Lehrer gesteht Messermorde an Wanderern im Devil's Den
Ein Lehrer aus Arkansas hat gestanden, Wanderer im Nationalpark Devil's Den mit einem Messer angegriffen und getötet zu haben – scheinbar wahllose Opfer, scheinbar geplante Taten.
Quick Facts
Ein Lehrer aus dem US-Bundesstaat Arkansas hat im Mai 2026 gestanden, mehrere Wanderer im Devil's Den State Park mit einem Messer getötet zu haben. Der Park liegt im Nordwesten von Arkansas und ist bei Wanderern und Naturfreunden aus dem gesamten Land beliebt. NBC News berichtete über den Fall und bezeichnete ihn als einen der erschütterndsten Fälle scheinbar zufälliger Gewalt in einem Naturgebiet der jüngeren amerikanischen Kriminalgeschichte.
Geplante Angriffe auf zufällige Opfer
Nach Angaben von NBC News handelte es sich um gezielt geplante Messerangriffe auf Personen, die der Täter nicht kannte. Die Opfer befanden sich auf Wanderwegen im Parkgelände, als sie angegriffen wurden.

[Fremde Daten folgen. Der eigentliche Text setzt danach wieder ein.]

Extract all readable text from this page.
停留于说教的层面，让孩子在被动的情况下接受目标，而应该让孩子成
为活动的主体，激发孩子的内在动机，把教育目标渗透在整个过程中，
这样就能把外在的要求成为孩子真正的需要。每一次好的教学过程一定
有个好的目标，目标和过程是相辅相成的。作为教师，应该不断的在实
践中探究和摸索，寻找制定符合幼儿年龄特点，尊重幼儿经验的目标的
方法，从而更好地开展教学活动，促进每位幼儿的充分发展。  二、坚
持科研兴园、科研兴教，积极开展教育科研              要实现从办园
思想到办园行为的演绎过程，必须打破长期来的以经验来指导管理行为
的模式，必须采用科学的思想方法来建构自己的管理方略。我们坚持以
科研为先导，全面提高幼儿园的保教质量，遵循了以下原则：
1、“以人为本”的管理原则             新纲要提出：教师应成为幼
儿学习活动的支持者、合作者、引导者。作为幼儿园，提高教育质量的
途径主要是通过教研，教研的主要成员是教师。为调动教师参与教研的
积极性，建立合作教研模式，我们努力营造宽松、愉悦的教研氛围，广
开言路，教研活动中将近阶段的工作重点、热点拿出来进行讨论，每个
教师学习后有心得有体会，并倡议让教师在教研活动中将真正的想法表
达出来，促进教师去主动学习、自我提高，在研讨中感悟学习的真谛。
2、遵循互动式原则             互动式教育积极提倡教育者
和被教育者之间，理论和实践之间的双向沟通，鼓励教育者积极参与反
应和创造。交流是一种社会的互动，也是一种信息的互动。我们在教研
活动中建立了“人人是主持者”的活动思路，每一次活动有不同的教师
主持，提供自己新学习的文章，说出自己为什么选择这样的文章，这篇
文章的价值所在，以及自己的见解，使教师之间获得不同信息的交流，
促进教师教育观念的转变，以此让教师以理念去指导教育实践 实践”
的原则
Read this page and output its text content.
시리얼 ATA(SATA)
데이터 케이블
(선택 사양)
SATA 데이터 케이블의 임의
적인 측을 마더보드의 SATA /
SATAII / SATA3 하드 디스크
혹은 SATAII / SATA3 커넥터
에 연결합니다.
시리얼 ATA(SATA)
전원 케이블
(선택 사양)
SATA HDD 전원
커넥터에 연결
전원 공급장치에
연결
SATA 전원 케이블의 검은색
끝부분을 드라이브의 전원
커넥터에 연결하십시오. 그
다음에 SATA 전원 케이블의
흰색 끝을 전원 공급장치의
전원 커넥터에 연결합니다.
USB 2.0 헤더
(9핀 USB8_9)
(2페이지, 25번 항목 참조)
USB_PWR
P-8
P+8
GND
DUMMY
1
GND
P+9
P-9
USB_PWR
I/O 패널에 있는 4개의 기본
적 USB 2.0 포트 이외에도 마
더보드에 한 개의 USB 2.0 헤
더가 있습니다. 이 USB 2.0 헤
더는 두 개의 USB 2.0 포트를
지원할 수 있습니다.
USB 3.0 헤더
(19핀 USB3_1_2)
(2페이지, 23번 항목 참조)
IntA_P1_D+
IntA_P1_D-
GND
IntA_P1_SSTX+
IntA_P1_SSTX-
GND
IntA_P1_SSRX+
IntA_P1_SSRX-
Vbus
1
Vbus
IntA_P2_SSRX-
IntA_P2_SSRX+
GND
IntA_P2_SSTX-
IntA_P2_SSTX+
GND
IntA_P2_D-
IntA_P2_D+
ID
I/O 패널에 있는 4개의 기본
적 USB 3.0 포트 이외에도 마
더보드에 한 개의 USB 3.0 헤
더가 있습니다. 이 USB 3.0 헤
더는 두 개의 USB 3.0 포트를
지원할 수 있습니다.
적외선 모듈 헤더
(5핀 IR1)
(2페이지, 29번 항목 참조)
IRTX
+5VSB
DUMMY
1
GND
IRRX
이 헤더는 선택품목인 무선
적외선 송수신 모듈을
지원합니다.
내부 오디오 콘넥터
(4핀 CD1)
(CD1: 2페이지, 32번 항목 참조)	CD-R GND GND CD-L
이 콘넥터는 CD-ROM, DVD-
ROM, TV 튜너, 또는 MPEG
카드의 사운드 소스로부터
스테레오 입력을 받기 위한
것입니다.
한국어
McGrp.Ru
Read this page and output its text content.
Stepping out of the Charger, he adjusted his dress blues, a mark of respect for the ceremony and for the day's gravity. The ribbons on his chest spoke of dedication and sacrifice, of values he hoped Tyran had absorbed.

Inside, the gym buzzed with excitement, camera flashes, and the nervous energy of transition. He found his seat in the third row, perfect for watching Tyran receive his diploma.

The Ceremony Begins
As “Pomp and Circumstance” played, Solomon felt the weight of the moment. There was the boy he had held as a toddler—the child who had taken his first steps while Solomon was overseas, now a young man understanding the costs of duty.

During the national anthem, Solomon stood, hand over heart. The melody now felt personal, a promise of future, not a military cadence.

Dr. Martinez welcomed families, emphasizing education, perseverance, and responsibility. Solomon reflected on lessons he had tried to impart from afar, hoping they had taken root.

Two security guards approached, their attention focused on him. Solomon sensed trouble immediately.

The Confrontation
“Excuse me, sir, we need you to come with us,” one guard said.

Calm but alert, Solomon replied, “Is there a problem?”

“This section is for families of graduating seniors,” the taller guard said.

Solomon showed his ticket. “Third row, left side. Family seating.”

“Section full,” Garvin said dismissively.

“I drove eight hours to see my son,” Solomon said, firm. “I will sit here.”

Gerade die Kombination aus vorausgehender Planung und dem scheinbar fehlenden persönlichen Motiv gegenüber den Opfern macht den Fall für Ermittler und Öffentlichkeit besonders beunruhigend.
Die Behörden in Arkansas haben bislang nicht alle Details des Geständnisses veröffentlicht – auch der genaue Tatzeitraum ist noch nicht vollständig bekannt. Der Mann ist offiziell angeklagt, ein Strafprozess läuft vor den zuständigen Gerichten in Arkansas. zufällige Gewalt USA
Wer ist der Täter?
Der Beschuldigte wird als aktiver Lehrer beschrieben, was in seinem Heimatort für zusätzlichen Schock gesorgt hat. Der Lehrberuf wird selten mit dieser Art von Gewalt in Verbindung gebracht, und die Nachricht vom Geständnis hat laut lokalen Medien große Bestürzung ausgelöst. Sein Name wurde in internationalen Medien bislang nicht breit veröffentlicht.